Podría decir, sin miedo a equivocarme, que la casa la había elegido Jake. Yo no había conseguido verle la gracia de entrada. Era una casa pequeña, a cuatro vientos, vieja, de dos plantas, con el aspecto de una cabaña destartalada. Y, además, era un poco rara. Las ventanas presentaban una disposición algo estrambótica y costaba imaginar cómo sería la planta interior y, por otro lado, el ángulo del tejado estaba un poco descuadrado, de tal modo que cuando lo mirabas de frente, el edificio parecía adoptar una postura inquisitiva, tal vez incluso de enojo. Pero transmitía también una sensación más general, un cosquilleo en la nuca. Cuando la había visto por primera vez, aquella casa me había puesto nervioso.

Pero aun así, Jake se había visto instalado en ella desde el instante en que la había encontrado. Aquella casa tenía algo que lo había dejado tremendamente fascinado, hasta el punto de que se había negado a seguir buscando más.

Cuando me acompañó a visitarla por primera vez, el lugar lo dejó hipnotizado.
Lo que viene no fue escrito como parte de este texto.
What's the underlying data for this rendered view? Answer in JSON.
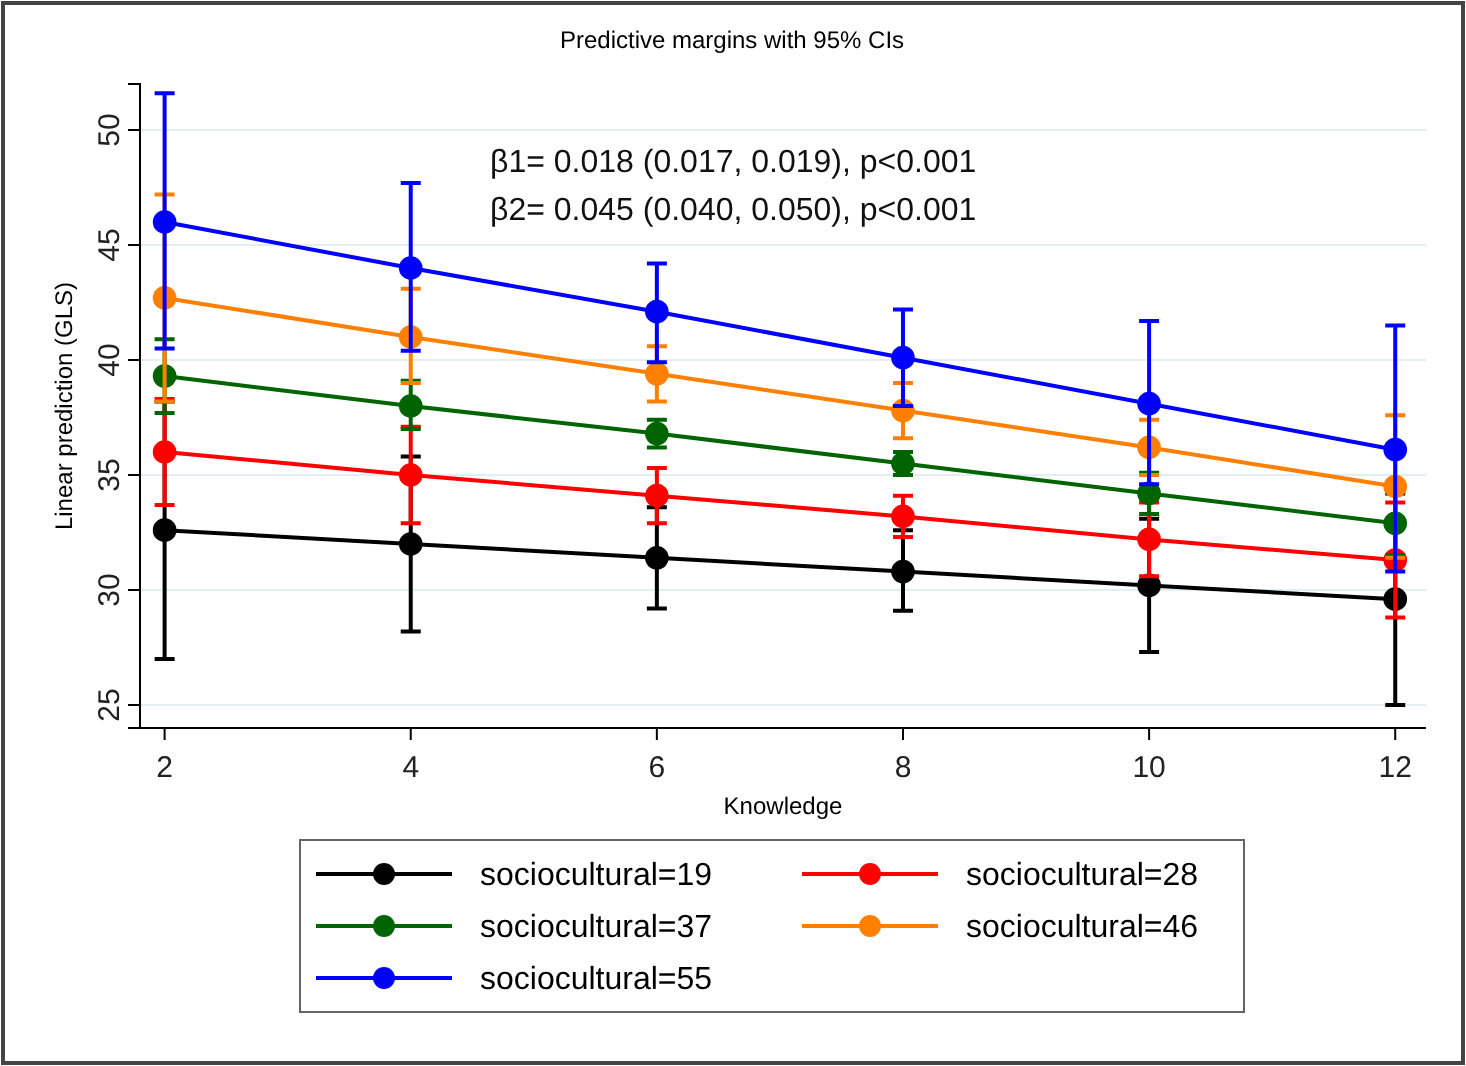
{
  "chart_data": {
    "type": "line",
    "title": "Predictive margins with 95% CIs",
    "xlabel": "Knowledge",
    "ylabel": "Linear prediction (GLS)",
    "x": [
      2,
      4,
      6,
      8,
      10,
      12
    ],
    "xlim": [
      1.8,
      12.25
    ],
    "xticks": [
      2,
      4,
      6,
      8,
      10,
      12
    ],
    "ylim": [
      24,
      52
    ],
    "yticks": [
      25,
      30,
      35,
      40,
      45,
      50
    ],
    "grid": "y",
    "legend": "bottom",
    "marker": "circle",
    "line_style": "solid",
    "annotations": [
      "β1= 0.018 (0.017, 0.019), p<0.001",
      "β2= 0.045 (0.040, 0.050), p<0.001"
    ],
    "series": [
      {
        "name": "sociocultural=19",
        "color": "#000000",
        "values": [
          32.6,
          32.0,
          31.4,
          30.8,
          30.2,
          29.6
        ],
        "errors": [
          [
            27.0,
            38.2
          ],
          [
            28.2,
            35.8
          ],
          [
            29.2,
            33.6
          ],
          [
            29.1,
            32.6
          ],
          [
            27.3,
            33.1
          ],
          [
            25.0,
            34.2
          ]
        ]
      },
      {
        "name": "sociocultural=28",
        "color": "#ff0000",
        "values": [
          36.0,
          35.0,
          34.1,
          33.2,
          32.2,
          31.3
        ],
        "errors": [
          [
            33.7,
            38.3
          ],
          [
            32.9,
            37.1
          ],
          [
            32.9,
            35.3
          ],
          [
            32.3,
            34.1
          ],
          [
            30.6,
            33.8
          ],
          [
            28.8,
            33.8
          ]
        ]
      },
      {
        "name": "sociocultural=37",
        "color": "#006400",
        "values": [
          39.3,
          38.0,
          36.8,
          35.5,
          34.2,
          32.9
        ],
        "errors": [
          [
            37.7,
            40.9
          ],
          [
            37.0,
            39.1
          ],
          [
            36.2,
            37.4
          ],
          [
            35.0,
            36.0
          ],
          [
            33.3,
            35.1
          ],
          [
            31.5,
            34.3
          ]
        ]
      },
      {
        "name": "sociocultural=46",
        "color": "#ff8000",
        "values": [
          42.7,
          41.0,
          39.4,
          37.8,
          36.2,
          34.5
        ],
        "errors": [
          [
            38.2,
            47.2
          ],
          [
            39.0,
            43.1
          ],
          [
            38.2,
            40.6
          ],
          [
            36.6,
            39.0
          ],
          [
            35.0,
            37.4
          ],
          [
            31.4,
            37.6
          ]
        ]
      },
      {
        "name": "sociocultural=55",
        "color": "#0000ff",
        "values": [
          46.0,
          44.0,
          42.1,
          40.1,
          38.1,
          36.1
        ],
        "errors": [
          [
            40.5,
            51.6
          ],
          [
            40.4,
            47.7
          ],
          [
            39.9,
            44.2
          ],
          [
            38.0,
            42.2
          ],
          [
            34.6,
            41.7
          ],
          [
            30.8,
            41.5
          ]
        ]
      }
    ]
  }
}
Yo no estaba convencido del todo. El interior tenía un tamaño más que aceptable, pero, por otro lado, era lóbrego. Había armarios y sillas cubiertos de polvo, montones de periódicos viejos, cajas de cartón, un colchón en la habitación de invitados de la planta baja. La propietaria, una anciana que respondía al nombre de señora Shearing, se había disculpado diciendo que todos aquellos trastos eran del inquilino que había estado arrendando la casa y que cuando la vendiera, lo retiraría todo.
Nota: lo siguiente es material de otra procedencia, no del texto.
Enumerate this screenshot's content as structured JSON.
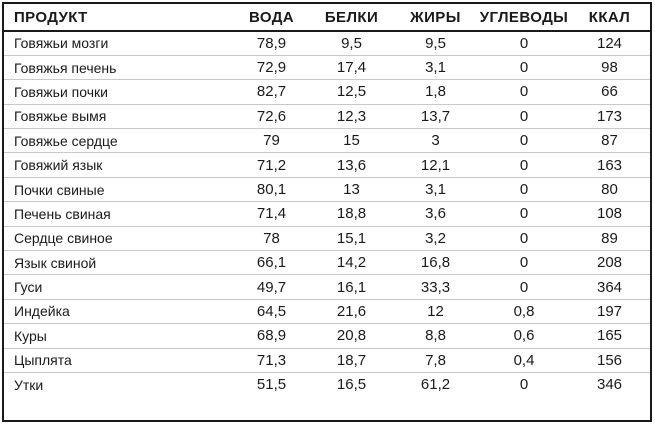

Pero Jake se había mostrado inflexible y, en consecuencia, había decidido programar una segunda visita, esta vez solo. Fue entonces cuando empecé a ver la casa con otros ojos. Sí, era rara, pero eso era precisamente lo que le daba un encanto similar al que tienen los chuchos callejeros. Y lo que de entrada me había parecido un aire huraño, me pareció entonces más bien de cautela, como si aquella casa hubiera sufrido en el pasado y hubiera que ganarse su confianza.

Tenía carácter, imaginé.

Incluso así, pensar en la mudanza me aterraba. De hecho, aquella tarde, una parte de mí confiaba en que el director del banco se diera cuenta de las medias verdades que le estaba contando con respecto a mi situación financiera y rechazara concederme la hipoteca. Pero ahora me sentía aliviado. Porque al mirar a mi alrededor y ver en el salón los restos polvorientos e ignorados de la vida que en su día habíamos disfrutado, era evidente que ni él ni yo podíamos seguir en aquella situación. Por muchas dificultades que el cambio pudiera depararnos, teníamos que salir de aquella casa. Y por muy duros que me resultaran los meses venideros, mi hijo lo necesitaba. Los dos lo necesitábamos.

Teníamos que empezar de cero. Llegaría un momento en que Jake ya no necesitaría que lo subiera y bajara en brazos por las escaleras. En el que encontraría amigos fuera de su cabeza. En el que yo no vería mis propios fantasmas en cada esquina.

Miré de nuevo a aquella casa y pensé que, sin saber por qué extraña razón, encajaba con Jake y conmigo. Que, igual que nosotros, era como un marginado al que le costaba adaptarse. Que nos llevaríamos bien. Incluso el nombre del pueblo sonaba cálido y reconfortante.

Featherbank.

Parecía un lugar donde viviríamos seguros.